Разгорающийся рассвет, вытесняющий темень и серость, теперь уже ползуче завоёвывал и внутренние объёмы торгового зала учреждения. А когда Эшонкул принялся за смежные обязанности, картина дерзко изменилась. Надо заметить, что акт отключения светильников всегда исполнял Афанасий Петрович. Но сегодня на этом верблюде славы возвышался болигард Эшонкул. Не обременяя себя вниманием к устрашающим надписям на щитках и костям в крест под портретами недружелюбных черепов, он с безудержной удалью душил рубильники и давил кнопки, не выпуская при этом из поля своего зрения ни входную в учреждение дверь, ни кассиршу, ни сам кассовый аппарат.

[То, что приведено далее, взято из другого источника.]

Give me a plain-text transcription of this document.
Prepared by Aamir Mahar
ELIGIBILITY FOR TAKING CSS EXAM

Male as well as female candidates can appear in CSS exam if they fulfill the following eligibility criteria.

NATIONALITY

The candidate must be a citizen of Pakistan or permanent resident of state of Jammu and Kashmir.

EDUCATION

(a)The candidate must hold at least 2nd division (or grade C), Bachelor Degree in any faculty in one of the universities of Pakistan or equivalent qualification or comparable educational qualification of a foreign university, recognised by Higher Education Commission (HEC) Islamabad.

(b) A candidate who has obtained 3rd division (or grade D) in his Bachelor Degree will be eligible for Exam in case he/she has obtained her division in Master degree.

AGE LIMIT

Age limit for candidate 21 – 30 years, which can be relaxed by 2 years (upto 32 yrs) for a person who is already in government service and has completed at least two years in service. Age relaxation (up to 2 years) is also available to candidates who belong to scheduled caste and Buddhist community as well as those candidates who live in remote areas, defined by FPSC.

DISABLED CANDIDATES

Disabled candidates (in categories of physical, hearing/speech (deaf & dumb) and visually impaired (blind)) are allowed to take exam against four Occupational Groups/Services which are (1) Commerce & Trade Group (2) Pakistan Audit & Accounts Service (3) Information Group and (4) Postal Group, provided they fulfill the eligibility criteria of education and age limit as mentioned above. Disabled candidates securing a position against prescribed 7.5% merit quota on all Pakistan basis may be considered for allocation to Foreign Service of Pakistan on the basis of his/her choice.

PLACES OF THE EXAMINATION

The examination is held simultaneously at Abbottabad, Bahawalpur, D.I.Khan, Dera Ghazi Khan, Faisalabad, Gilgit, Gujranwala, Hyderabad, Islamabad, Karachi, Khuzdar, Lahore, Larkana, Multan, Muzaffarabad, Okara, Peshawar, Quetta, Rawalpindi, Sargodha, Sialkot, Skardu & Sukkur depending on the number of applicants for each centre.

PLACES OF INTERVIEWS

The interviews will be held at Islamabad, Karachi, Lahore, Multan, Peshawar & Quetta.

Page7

Безобразно-лохматые, косые, хвостатые и рябые тени жадно бросались на полки с избранными сочинениями местных кудесников пера последних лет, пока ещё не признанных легкомысленными земляками районных классиков современности, нападали на стены учреждения, на пол и даже на одежды трудящихся. Трудящийся персонал учреждения казался таким же косым, лохматым и непрочным, как и всё его окружающее. Сейчас так выглядели размашисто рекламируемые в краевой газете «Правда в последней инстанции» и районной — «Чистой правде» и повсеместно предлагаемые всякому прохожему в киосках «Край печати», наряду с контрацептивами и чипсами, новинки даже краевых литературных мэтров с жирно пропечатанными на обложках их фамилиями и титулами. Все эти творенья проповедников краевого реализма и несгибаемых борцов с врагами регионального патриотизма размашисто писаны были пожизненными лауреатами и дипломантами всевозможных премий имени самого губернатора, но из-за пляски теней и они сейчас казались конопатыми и недоделанными. Недоделанными и кривыми, хоть и занимали они здесь полку ничуть не более двух аршин с четвертью, выглядели даже произведения самого Степана Ильича Пробки — губернатора Краснотупиковского края, поэта, прозаика, драматурга и бессменного лауреата премий имени С. И. Пробки.